2014年12月31日 星期三

ARM CPUs for French cloud provider

Iliad, the French provider of telecommunications services, launches a cloud service next month based on ARM-based servers which it has built in-house using Marvell chips.


18 servers – each with a quad-core CPU – can fit onto a blade, and 16 blades can fit in a chassis.


The service starts in mid-January and is provided by Iliad subsidiary Online.


ARM saw server chip revenues for the first time this year.

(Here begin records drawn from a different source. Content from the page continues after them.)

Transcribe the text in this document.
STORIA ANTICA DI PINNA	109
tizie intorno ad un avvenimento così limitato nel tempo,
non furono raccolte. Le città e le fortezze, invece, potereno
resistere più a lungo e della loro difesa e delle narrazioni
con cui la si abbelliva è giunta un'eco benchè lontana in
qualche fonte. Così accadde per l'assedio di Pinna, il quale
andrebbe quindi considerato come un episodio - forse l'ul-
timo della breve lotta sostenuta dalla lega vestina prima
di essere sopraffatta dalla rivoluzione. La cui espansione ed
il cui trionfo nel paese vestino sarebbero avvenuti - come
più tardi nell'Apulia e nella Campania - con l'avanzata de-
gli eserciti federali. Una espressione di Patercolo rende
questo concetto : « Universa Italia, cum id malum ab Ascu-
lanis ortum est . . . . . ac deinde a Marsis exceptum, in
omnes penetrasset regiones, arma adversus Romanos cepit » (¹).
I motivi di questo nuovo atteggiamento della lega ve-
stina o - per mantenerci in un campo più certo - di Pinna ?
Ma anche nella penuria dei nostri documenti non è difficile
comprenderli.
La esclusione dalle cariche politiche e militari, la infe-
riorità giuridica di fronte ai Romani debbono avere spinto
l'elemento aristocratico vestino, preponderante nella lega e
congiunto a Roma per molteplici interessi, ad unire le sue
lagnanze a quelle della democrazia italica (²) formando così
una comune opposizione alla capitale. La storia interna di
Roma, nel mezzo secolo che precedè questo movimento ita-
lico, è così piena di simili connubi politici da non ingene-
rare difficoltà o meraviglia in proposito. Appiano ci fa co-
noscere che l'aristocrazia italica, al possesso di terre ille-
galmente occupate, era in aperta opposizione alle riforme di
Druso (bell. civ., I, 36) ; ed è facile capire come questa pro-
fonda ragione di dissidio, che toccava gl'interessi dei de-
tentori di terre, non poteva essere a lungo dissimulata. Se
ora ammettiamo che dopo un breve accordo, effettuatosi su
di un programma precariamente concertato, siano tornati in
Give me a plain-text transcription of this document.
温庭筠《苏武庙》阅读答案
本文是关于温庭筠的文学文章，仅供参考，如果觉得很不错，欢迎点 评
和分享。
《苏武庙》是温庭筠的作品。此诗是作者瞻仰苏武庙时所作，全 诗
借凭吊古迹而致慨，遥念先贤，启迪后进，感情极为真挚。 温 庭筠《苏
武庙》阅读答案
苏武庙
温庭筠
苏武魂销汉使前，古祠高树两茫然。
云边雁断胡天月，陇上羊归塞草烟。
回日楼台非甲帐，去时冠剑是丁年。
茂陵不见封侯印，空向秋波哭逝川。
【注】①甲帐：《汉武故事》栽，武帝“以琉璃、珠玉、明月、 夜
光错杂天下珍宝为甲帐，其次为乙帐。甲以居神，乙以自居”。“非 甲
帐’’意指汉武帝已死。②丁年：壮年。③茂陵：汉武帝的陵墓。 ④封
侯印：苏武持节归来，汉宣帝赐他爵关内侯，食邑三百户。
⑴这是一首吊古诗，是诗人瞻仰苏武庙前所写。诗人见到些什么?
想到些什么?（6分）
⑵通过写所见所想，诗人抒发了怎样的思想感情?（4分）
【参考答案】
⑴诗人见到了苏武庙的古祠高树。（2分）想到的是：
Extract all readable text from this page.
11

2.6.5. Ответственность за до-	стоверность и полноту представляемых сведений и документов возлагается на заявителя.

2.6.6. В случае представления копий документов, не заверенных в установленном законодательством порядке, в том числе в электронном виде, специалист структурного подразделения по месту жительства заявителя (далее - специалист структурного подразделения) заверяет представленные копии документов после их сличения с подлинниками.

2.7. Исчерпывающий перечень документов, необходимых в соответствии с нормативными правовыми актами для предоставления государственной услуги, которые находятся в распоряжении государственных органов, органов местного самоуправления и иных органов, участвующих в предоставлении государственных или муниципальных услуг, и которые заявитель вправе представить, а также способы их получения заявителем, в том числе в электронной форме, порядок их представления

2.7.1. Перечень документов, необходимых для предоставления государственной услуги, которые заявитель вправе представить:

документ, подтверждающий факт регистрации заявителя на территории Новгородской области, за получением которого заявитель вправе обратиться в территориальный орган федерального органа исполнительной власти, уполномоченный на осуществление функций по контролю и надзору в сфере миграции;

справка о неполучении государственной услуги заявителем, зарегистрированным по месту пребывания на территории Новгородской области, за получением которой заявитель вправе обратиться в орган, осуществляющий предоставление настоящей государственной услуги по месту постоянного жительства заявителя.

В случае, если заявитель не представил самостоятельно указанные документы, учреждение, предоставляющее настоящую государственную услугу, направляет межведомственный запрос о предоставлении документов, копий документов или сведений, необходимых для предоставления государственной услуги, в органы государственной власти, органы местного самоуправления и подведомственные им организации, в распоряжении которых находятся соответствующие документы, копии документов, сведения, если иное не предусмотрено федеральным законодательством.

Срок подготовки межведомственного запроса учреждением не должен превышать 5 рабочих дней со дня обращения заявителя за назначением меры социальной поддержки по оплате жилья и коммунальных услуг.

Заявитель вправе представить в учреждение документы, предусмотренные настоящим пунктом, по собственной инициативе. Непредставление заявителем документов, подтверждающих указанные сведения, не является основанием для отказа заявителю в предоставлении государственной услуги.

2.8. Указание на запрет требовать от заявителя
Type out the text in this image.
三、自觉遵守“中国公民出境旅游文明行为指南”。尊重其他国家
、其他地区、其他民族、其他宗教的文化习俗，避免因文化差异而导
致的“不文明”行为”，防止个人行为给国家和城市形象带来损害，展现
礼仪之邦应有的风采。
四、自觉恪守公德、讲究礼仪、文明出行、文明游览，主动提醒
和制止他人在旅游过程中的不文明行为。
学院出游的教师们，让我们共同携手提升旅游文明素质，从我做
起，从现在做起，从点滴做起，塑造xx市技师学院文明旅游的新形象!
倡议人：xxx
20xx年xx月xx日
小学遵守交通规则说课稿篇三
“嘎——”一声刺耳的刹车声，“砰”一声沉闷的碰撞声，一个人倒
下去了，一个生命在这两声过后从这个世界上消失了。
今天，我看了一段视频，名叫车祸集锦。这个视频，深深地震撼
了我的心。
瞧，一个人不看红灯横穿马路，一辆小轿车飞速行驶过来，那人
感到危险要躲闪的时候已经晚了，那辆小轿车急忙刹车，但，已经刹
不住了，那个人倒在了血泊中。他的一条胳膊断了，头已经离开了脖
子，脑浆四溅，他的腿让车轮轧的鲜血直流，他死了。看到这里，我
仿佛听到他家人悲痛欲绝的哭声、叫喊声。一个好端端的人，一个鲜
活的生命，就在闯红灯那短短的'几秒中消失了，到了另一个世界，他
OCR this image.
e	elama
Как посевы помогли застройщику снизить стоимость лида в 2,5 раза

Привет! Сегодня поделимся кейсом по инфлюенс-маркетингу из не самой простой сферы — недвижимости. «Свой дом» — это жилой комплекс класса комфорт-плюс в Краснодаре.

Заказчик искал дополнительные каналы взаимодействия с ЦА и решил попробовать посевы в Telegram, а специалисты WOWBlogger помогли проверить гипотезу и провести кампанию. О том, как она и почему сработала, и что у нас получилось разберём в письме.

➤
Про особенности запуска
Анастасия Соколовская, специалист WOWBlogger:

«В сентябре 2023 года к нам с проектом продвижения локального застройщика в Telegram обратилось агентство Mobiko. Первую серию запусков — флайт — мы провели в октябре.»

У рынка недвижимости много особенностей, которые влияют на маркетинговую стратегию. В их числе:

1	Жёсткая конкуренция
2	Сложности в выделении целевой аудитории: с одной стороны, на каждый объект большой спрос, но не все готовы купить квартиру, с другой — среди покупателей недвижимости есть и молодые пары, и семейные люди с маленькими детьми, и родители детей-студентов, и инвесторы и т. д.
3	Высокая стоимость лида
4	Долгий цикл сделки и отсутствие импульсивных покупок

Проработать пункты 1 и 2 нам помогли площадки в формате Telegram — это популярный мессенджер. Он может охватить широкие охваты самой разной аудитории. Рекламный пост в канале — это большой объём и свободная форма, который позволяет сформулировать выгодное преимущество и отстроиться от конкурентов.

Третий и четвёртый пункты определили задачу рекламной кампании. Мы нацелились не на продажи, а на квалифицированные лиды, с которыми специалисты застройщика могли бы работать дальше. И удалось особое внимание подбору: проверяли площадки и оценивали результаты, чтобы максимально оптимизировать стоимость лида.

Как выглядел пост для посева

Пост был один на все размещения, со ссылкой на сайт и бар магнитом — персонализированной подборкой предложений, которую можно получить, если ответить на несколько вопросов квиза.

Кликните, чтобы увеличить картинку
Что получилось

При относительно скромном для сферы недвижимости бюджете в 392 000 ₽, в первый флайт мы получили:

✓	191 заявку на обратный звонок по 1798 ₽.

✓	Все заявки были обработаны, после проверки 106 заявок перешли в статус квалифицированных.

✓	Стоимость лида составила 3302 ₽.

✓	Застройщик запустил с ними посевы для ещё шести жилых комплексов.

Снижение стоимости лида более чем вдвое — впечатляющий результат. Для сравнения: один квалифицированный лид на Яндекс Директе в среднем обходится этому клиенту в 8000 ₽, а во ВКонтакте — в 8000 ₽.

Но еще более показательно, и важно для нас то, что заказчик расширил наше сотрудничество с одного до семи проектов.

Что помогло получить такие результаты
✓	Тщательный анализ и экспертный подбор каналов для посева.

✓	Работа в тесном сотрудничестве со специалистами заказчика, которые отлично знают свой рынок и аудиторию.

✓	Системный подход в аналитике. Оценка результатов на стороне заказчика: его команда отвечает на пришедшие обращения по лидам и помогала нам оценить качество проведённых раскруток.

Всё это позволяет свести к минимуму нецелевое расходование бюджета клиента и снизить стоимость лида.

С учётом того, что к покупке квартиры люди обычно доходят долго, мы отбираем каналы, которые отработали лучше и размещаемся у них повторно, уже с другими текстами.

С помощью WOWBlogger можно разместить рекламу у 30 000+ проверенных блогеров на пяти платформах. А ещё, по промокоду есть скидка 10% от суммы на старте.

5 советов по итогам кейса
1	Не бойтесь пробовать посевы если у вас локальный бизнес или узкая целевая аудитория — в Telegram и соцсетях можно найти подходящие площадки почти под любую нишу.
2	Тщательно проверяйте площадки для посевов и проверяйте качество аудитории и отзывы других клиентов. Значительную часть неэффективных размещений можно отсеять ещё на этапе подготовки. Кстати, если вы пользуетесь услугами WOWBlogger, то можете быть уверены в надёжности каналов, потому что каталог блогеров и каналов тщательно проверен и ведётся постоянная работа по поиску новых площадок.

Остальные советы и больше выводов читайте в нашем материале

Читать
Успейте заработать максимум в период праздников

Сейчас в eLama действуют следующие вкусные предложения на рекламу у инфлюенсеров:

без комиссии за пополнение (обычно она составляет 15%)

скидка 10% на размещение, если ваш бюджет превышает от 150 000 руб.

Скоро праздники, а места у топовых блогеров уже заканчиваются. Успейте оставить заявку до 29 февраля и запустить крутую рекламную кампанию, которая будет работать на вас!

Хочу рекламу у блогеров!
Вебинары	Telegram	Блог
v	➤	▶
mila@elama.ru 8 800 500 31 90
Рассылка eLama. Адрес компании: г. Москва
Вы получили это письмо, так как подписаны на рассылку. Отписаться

Earlier this year, HP brought out two ARM-based servers – the ProLiant M400 with a 2.4GHz ARMv8-based Applied Micro X-Gene eight-core SoC and M800 which has a 32-bit Texas Instruments quad-core 1GHz ARM Cortex-A15 with eight DSP cores.


The M800 is aimed at “businesses wanting VOIP/LTE, seismic processing and/or real-time video transcoding while saving on energy, space and cost,” says HP.. Customers for it include the US Department of Energy’s Sandia National Labs and the University of Utah.


The M400 is for tasks like web caching and PayPal is one customer for it.


Three chip-makers have announced 64-bit ARM v8 chips to go into the server and networking markets.


The Big Beast is the 48 core v8 64-bit 2.5GHz Cavium processor called ThunderX. “ThunderX will enable Cavium to be the first ARM-based vendor to deliver the performance and features required by today’s volume server market at half the power and significantly lower cost compared to competing solutions,” says processor guru Linley Gwennap.


As well as ThunderX, there’s Applied Micro’s eight v8 core X-Gene processor and AMD’s eight v8 core Seattle processor.


ARM vp Pete Hutton sees the server market as a 50 million unit a year opportunity and ARM aspires to a 5-10% market share by 2017. This year it expects a ‘single digit percentage’ share.


However analysts Canaccord reckon ARM server CPUs will have a 20% share of the server chip market by 2018.


Analysts Moor Insights say that, over three years, the cost of buying and running ARM servers could be 35% less than x86 and they use two thirds the number of physical racks.